Only 20 years ago Santa Fé was nothing more than a gravel pit on the outskirts of Mexico City. Today it is a new business district with countless office high-rises, corporate HQs and one or two shopping centers. Only 35,000 people live in Santa Fé, which lies at 3,000 meters above sea level, but each day over 200,000 Menschen commute there by car. Santa Fé is linked to downtown Mexico City only via the “Reforma”, the main transport artery running from East to West, bisecting Mexico City. During rush hour, the Reforma-Santa Fé transport corridor is a single bottleneck. On average, commuters spend two and a half hours in gridlocks traveling from home to work and back. And other office buildings are on the drawing board, meaning that the number of commuters will continue to rise, and with it the scale of permanent logjam.
So how should things progress with the Reforma-Santa Fé bottleneck? No public local transportation was included in the plans when developing the district. And the right infrastructure projects to improve conditions retroactively are only possible to a limited extent. So what can groups of interested citizens, companies and the municipal authorities contribute to augmenting the state of traffic? This is the question being tackled by this year’s team from Mexico City participating in the Audi Urban Future Awards, which consists of architect and urban planner José Castillo, IT scientist Carlos Gershenson and curator and author Gabriella Gomez Mont.
José Castillo is co-founder of the company “architecture911sc” and a professor at Harvard. He is intimately familiar with Mexico City’s urban structures: He grew up here, and has planned and realized countless projects here. Gabriella Gomez Mont is director of “Laboratorio Para La Ciudad”. A lab which initiates and runs the very first bottom-up planning strategies in Mexico City with civic involvement. This institution is a key partner when it comes to developing urban projects along with the local authorities and inhabitants, thus giving the projects strong roots in the community. The third team member, Carlos Gershenson, is a data specialist and does research at Universidad Nacional de Mexico on complex, auto-organizing systems. He plays an important role in compiling the different sets of information to form systems.

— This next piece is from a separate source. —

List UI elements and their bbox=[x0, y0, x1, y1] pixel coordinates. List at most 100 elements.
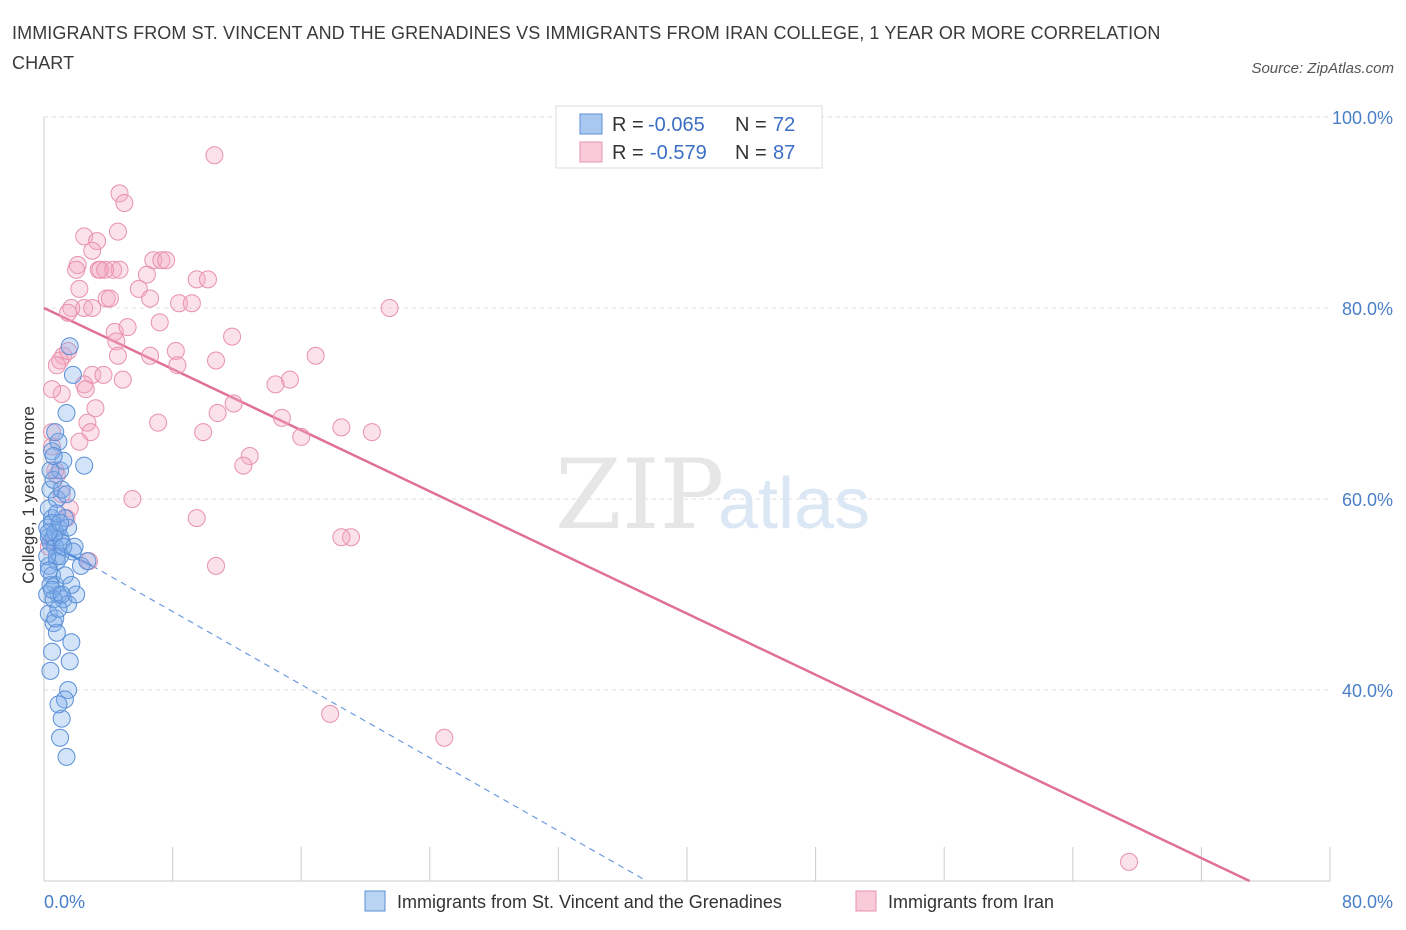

The main challenge facing the Mexican team will be to evaluate the basis parameters for their project. As to date there has been no data base on personal transport in Mexico City. The objective of the contribution Mexico City is making to the competition is to show that mobility can be adaptable, can learn, can be robust and self-organizing. To this end, the team will be deploying sensors and “data sponsors”. The real-time data gained in this manner will be matched against historical traffic data with the intention of identifying needs and contexts, thus laying the basis for new mobility offerings that can reduce gridlocks and frazzled nerves.
The “Audi Urban Future Award” is curated by Stylepark.